1. The February 18 Proposals 4 and 5:
Proposal 4
CSOSA shall allow bargaining unit employees whose offices are in close proximity to D.C. Superior Court to telephone the Court to check in [in] lieu of reporting to the Court until their case is called.
Proposal 5
Once they have reported to Court and their case is not being called, bargaining unit employees shall either report to the satellite office at 633 Indiana Avenue NW or remain in close proximity to D.C. Superior Court.
Petition for Review at 1.
2. The Union's proposed March 7 revisions to its February 18 Proposals 4 and 5:
Proposal 4
CSOSA shall CONSIDER allowing bargaining unit employees whose offices are in close proximity to D.C. Superior Court to telephone the Court to check in [in] lieu of reporting to the Court until their case is called.
Petition for Review at 1.
Proposal 5
Once they have reported to Court and their case is not being called, bargaining unit employees shall either take care of other official business at 300 Indiana Ave. NW or report to the satellite office at 633 Indiana Ave. NW.
Attachment to Petition for Review (hand-written proposal).
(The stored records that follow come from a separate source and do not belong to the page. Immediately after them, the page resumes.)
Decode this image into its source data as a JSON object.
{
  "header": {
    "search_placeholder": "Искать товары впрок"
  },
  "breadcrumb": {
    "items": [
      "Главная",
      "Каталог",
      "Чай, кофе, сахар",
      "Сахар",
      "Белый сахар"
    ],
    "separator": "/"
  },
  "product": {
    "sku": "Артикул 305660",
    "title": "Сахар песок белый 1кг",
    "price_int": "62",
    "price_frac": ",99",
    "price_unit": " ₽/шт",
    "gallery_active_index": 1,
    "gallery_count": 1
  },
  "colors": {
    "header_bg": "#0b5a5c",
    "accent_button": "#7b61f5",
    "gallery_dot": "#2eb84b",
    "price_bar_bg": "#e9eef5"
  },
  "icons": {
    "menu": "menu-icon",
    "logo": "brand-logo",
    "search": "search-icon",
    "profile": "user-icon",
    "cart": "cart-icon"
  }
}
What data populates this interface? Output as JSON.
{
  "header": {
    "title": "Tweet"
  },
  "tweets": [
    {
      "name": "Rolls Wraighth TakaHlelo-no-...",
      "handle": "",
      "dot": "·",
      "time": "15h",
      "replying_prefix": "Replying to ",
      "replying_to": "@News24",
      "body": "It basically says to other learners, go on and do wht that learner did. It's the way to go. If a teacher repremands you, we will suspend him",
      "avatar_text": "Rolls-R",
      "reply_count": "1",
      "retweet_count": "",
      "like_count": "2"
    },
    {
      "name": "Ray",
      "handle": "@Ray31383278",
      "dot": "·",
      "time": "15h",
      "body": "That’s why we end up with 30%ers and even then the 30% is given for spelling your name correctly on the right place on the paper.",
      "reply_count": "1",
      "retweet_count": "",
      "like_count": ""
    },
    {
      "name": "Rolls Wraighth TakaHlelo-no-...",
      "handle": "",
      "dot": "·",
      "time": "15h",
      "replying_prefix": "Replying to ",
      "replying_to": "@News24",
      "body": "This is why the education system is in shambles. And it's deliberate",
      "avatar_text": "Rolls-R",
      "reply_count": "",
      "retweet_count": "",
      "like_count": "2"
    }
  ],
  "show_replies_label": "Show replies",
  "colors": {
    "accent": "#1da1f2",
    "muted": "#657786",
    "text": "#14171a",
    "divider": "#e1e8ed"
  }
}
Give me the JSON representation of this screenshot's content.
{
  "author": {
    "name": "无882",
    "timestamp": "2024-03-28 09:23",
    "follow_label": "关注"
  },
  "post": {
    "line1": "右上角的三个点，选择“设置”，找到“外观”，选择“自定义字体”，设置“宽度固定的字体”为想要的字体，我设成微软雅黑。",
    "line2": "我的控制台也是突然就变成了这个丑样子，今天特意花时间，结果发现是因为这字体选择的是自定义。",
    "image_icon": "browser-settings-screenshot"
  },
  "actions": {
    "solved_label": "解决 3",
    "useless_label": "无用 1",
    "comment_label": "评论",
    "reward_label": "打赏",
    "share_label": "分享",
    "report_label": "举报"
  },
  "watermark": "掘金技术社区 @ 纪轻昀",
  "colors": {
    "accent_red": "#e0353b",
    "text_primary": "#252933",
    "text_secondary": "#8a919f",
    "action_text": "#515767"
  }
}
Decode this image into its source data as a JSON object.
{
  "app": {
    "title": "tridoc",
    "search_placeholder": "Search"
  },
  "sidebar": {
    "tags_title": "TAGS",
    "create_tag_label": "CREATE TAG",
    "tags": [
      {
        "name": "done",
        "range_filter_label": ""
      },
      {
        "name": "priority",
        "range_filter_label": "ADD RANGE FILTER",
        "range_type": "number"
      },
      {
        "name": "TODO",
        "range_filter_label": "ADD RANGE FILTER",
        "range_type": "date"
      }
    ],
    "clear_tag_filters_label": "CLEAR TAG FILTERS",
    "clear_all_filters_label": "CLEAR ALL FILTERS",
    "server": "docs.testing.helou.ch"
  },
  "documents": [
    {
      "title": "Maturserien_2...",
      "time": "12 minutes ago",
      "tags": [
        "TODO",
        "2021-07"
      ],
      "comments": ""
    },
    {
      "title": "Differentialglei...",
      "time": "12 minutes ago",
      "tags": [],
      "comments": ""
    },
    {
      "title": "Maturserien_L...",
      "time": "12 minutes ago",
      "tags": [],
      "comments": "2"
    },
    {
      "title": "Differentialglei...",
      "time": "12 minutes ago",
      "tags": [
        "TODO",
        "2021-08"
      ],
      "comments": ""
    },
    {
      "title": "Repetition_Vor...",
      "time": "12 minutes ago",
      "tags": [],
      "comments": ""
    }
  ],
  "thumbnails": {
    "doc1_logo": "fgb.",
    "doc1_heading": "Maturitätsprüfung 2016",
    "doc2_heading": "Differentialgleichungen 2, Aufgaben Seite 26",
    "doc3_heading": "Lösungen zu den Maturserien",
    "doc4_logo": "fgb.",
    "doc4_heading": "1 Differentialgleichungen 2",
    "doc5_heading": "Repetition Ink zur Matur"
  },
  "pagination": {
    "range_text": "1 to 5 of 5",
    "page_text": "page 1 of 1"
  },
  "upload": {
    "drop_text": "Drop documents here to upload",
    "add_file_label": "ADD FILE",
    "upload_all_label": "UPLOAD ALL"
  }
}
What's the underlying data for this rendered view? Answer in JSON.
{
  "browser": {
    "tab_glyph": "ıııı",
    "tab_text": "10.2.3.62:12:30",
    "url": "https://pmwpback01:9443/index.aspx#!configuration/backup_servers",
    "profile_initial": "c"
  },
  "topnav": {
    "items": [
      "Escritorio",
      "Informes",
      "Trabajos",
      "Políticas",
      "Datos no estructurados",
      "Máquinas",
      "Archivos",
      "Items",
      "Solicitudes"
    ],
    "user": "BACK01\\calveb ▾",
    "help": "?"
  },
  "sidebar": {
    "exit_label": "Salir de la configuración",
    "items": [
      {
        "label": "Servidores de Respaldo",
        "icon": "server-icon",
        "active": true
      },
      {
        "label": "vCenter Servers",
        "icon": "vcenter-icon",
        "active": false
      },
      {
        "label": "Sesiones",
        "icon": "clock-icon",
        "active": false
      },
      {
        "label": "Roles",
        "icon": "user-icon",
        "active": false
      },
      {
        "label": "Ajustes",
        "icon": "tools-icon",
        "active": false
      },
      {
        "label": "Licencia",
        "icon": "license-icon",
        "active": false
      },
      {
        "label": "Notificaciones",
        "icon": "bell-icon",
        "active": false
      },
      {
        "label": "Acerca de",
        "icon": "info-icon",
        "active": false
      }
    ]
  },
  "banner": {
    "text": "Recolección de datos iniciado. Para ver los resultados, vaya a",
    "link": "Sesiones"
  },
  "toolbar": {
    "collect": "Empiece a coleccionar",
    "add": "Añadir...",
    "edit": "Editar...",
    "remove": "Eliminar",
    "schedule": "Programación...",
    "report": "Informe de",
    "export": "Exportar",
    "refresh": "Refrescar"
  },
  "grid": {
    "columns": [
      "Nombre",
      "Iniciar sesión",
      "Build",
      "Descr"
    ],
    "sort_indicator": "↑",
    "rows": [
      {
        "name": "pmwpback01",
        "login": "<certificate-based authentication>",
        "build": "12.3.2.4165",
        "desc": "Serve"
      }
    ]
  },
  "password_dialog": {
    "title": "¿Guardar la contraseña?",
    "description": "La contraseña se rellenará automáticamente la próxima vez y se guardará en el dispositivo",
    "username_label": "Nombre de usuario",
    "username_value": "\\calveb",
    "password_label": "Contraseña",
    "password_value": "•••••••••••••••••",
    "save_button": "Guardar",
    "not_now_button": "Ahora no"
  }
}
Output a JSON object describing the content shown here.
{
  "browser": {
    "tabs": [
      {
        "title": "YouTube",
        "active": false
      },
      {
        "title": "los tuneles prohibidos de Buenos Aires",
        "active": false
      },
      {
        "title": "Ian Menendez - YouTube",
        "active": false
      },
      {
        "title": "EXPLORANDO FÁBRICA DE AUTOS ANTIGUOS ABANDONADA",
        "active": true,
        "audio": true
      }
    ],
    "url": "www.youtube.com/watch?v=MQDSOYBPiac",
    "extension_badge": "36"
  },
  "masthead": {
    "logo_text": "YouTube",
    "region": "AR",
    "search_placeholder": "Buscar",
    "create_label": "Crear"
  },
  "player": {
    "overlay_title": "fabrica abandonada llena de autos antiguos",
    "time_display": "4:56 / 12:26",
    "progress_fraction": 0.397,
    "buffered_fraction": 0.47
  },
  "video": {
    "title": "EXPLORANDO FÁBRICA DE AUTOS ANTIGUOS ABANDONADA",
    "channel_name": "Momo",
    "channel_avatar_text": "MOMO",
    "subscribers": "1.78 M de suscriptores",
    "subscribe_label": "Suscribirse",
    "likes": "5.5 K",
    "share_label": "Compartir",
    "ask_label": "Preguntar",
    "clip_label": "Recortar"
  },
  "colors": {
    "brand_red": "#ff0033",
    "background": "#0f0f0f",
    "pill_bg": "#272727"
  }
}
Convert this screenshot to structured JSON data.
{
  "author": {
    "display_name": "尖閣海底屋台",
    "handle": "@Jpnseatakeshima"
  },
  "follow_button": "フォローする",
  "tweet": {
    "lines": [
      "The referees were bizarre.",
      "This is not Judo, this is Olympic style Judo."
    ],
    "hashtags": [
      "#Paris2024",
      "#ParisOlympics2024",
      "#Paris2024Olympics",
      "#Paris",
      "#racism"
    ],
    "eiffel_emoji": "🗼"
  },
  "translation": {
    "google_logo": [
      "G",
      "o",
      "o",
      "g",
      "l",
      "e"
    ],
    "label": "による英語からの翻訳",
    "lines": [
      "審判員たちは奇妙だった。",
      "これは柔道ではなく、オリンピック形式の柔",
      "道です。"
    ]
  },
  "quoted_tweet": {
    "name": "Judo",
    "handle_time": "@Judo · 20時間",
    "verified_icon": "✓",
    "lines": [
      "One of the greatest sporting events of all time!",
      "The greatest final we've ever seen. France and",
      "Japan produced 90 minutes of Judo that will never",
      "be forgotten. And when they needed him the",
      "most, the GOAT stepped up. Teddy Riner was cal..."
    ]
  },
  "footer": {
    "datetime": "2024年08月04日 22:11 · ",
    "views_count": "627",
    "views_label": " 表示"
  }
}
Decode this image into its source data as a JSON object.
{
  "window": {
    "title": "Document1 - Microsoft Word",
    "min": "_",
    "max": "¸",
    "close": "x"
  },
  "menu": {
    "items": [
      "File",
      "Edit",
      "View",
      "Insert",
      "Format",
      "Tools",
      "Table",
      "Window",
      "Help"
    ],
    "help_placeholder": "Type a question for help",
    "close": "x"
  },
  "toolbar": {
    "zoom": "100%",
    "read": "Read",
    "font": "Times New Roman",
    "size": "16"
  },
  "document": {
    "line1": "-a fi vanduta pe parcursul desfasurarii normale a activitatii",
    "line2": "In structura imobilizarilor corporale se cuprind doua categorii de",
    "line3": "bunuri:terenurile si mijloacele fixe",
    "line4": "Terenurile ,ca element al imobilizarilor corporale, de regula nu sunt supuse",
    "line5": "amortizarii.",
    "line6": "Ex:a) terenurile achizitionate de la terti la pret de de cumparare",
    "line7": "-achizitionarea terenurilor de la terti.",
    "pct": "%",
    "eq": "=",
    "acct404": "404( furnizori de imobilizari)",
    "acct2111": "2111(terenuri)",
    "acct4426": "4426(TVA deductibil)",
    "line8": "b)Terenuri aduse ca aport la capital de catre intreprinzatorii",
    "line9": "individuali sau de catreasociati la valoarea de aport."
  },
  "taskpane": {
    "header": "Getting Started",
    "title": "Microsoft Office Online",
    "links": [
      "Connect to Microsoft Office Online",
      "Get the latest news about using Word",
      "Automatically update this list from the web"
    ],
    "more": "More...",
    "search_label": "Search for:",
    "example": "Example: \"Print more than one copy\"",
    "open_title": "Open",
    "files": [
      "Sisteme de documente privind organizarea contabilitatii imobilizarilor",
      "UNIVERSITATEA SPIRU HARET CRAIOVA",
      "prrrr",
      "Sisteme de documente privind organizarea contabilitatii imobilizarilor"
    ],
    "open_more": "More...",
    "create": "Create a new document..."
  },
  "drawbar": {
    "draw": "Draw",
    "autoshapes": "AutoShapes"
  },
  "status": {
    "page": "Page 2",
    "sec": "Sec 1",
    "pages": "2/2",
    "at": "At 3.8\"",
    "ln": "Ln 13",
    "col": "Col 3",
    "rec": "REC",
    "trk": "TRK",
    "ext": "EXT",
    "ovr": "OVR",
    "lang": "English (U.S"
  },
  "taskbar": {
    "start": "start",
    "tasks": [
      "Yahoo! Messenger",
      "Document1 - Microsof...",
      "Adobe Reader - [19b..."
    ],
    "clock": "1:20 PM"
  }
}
3. The Union's counterproposal to the Agency's proposed revision of the Union's February 18 Proposal 5:
Proposal 5
The scheduling of the CSO's lunch break may be subject to court requirements. If because of court requirements, a CSO has to miss lunch or work through lunch, they will receive either compensatory time or overtime in accordance with federal regulations.
Petition for Review at 1.
Footnote # 1 for 59 FLRA No. 121 - Authority's Decision
The text of the February 18 Proposal 4 and 5, the Union's proposed revisions to Proposals 4 and 5 offered at the March 7 bargaining session, and the Union's counterproposal to the Agency's revised Proposal 5 is set forth in the Appendix to this decision.
Footnote # 2 for 59 FLRA No. 121 - Authority's Decision
In its Response to the Agency's Statement of Position, the Union indicated that it had also filed an unfair labor practice charge with the Authority. Response at 3. The Case Control Office contacted the Authority's Washington Regional Office and confirmed that the charge was withdrawn. Consequently, there is no basis for dismissing the case under § 2424.30 of the Authority's Regulations.
Footnote # 3 for 59 FLRA No. 121 - Authority's Decision
For this reason, it is not necessary to hold a hearing to resolve the factual dispute as to whether the discussions concerning the proposals was off the record.
Footnote # 4 for 59 FLRA No. 121 - Authority's Decision
Similarly, even if the proposal concerned a "permissive" matter under § 7106(b)(1) of the Statute, the proposal would not affect the right involved because it would not require the Agency to adopt a particular method or means of performing work, but would preserve the Agency's discretion as to those matters.
Footnote # 5 for 59 FLRA No. 121 - Authority's Decision
For this reason, it is unnecessary to address whether the proposal constitutes an appropriate arrangement under § 7106(b)(3) of the Statute.
Footnote # 6 for 59 FLRA No. 121 - Authority's Decision
Nothing in the record suggests that CSOs are compensated for their lunch hours because their job requires them to perform work during that period. See, e.g., Matter of Richard H. Bush, B-175363 (November 26, 1974) (employee not entitled to extra compensation for work during lunch period because he was on duty during that period of his 8-hour tour of duty and he was compensated for that lunch period).
Footnote # 7 for 59 FLRA No. 121 - Authority's Decision
Because the proposal requires the Agency to compensate CSOs for work performed during their lunch period consistent with Federal regulations, it is unnecessary to address whether the proposal is an appropriate arrangement under § 7106(b)(3) of the Statute.